Encéphalite à litchis

Par Philippe Reinert, pédiatre, Créteil

Publié le

Le mystère de l'encéphalite des enfants mangeurs de litchis résolu...

Depuis les années 1990, dans le nord de l’Inde (province du Bihar, ville de Muzzaffarpur) chaque année une épidémie d’encéphalites touchait des centaines d’enfants, entraînant une mortalité de près de 40%.
Des faits analogues sont survenus au Vietnam.
Les enquêtes menées depuis plus de 15 ans ont retrouvé des liens troublants :

  • Ces épidémies surviennent entre mai et juin à l’époque où s’effectue la récolte des litchis.
  • Tous les enfants s’étaient gavés de litchis la veille du drame.
  • Ils n’avaient pas dîné le soir.
  • Enfin, ils étaient souvent malnutris.

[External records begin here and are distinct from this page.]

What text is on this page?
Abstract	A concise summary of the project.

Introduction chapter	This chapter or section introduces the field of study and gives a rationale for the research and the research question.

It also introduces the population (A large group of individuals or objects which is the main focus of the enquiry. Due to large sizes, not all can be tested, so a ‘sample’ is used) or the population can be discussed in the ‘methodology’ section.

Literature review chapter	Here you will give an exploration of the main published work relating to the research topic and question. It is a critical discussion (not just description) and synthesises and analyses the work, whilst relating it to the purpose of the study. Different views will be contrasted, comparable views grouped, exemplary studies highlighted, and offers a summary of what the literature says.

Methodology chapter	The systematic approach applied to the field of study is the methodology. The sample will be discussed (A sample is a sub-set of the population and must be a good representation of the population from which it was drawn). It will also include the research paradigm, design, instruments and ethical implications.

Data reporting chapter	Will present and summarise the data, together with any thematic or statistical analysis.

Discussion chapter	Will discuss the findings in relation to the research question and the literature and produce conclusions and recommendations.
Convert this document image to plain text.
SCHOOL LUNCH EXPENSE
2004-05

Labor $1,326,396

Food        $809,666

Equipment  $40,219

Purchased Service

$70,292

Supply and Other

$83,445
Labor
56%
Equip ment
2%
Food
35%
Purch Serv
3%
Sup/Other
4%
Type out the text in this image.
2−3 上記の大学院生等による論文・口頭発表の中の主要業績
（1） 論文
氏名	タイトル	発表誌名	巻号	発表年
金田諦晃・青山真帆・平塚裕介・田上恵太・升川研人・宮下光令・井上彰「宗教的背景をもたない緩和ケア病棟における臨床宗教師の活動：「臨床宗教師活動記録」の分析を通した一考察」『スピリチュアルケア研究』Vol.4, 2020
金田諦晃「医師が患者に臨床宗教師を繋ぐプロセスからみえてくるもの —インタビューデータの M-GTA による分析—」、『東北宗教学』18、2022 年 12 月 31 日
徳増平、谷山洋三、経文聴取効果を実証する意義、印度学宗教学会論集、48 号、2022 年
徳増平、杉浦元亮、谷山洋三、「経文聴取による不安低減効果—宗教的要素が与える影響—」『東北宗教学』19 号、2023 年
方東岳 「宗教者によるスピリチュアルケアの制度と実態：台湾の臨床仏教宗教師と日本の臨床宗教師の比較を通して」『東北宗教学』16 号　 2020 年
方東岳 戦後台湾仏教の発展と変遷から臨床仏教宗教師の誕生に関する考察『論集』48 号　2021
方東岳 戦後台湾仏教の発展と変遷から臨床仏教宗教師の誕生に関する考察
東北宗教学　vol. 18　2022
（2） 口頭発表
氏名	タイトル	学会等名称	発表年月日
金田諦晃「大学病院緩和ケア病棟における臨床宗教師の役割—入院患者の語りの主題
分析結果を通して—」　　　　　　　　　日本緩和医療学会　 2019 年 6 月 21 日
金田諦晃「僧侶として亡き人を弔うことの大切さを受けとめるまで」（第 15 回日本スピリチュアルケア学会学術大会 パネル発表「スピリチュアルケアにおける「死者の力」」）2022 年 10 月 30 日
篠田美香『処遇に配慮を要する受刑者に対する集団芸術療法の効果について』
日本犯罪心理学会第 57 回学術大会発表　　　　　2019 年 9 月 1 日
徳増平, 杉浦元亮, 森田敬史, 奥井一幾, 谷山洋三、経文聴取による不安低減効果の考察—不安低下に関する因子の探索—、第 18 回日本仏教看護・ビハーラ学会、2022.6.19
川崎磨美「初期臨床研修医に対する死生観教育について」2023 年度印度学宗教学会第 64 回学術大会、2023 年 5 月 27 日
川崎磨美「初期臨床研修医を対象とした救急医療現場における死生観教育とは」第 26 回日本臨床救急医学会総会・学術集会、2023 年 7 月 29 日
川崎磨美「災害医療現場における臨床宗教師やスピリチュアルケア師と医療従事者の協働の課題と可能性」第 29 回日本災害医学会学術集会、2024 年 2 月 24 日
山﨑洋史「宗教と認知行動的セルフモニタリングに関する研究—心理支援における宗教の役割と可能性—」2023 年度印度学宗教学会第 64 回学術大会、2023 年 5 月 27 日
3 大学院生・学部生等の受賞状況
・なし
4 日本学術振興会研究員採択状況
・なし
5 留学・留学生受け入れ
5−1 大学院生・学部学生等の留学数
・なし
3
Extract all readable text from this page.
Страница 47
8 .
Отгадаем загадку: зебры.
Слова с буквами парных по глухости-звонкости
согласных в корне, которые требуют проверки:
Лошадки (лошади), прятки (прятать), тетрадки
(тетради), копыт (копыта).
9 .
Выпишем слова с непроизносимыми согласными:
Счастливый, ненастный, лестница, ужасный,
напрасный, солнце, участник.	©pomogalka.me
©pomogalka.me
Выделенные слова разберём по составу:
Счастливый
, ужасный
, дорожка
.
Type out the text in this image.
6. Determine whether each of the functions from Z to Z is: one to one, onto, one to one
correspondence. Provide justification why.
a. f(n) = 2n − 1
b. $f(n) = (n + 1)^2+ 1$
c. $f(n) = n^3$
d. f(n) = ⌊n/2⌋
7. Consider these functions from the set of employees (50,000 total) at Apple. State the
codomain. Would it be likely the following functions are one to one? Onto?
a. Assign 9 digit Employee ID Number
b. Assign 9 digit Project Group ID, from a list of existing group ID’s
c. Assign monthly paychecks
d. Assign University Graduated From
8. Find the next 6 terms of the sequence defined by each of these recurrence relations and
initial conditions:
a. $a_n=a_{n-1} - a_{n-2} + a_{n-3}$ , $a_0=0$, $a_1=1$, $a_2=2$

Quant au tableau clinique, les parents trouvaient le matin leur enfant comateux, ayant quelquefois des mouvements convulsifs et ayant parfois vomi la nuit.
Les recherches ont porté sur l’isolement d’un nouveau virus ou d’une intoxication par pesticides, sans succès.
Quant à la biologie, on eut la surprise de mettre en évidence, dans presque tous les cas, une hypoglycémie profonde, ce qui n’est pas habituel dans les encéphalites virales.
Il s’agit donc d’une encéphalopathie par hypoglycémie, et non d’une encéphalite, terme réservé aux infections virales.

On découvrit dans les urines des enfants une substance hypoglycémiante, l’hypoglycine A, présente dans certains fruits trop verts comme dans les litchis pas mûrs. Cette substance est également présente dans d’autres fruits comme les akiou, daki ou kaha (Blighia sapida), qui sont responsables de vomissements avec encéphalite (encéphalopathie de la Jamaïque). De tels accidents ont été rapportés en Côte d’Ivoire, au Togo et au Burkina Faso.

Tout n’est pas résolu : existe-t-il une susceptibilité génétique à l’hypoglycine A, quel rôle joue la dénutrition ? Car tous les enfants mangeurs de litchis ne sont pas atteints.
Depuis cette découverte, il est fermement conseillé d’interdire la consommation de fruits verts et, dès l’arrivée de l’enfant au centre de santé, d’installer une perfusion de sérum glucosé qui, en peu de temps, guérit l’enfant.

Conclusion
Devant tout coma, la mesure de la glycémie est fondamentale.
Le coma hypoglycémique peut entraîner des lésions cérébrales irréversibles : c’est une urgence vitale.
On voit l’intérêt d’une étude épidémiologique rigoureuse dans de telles situations.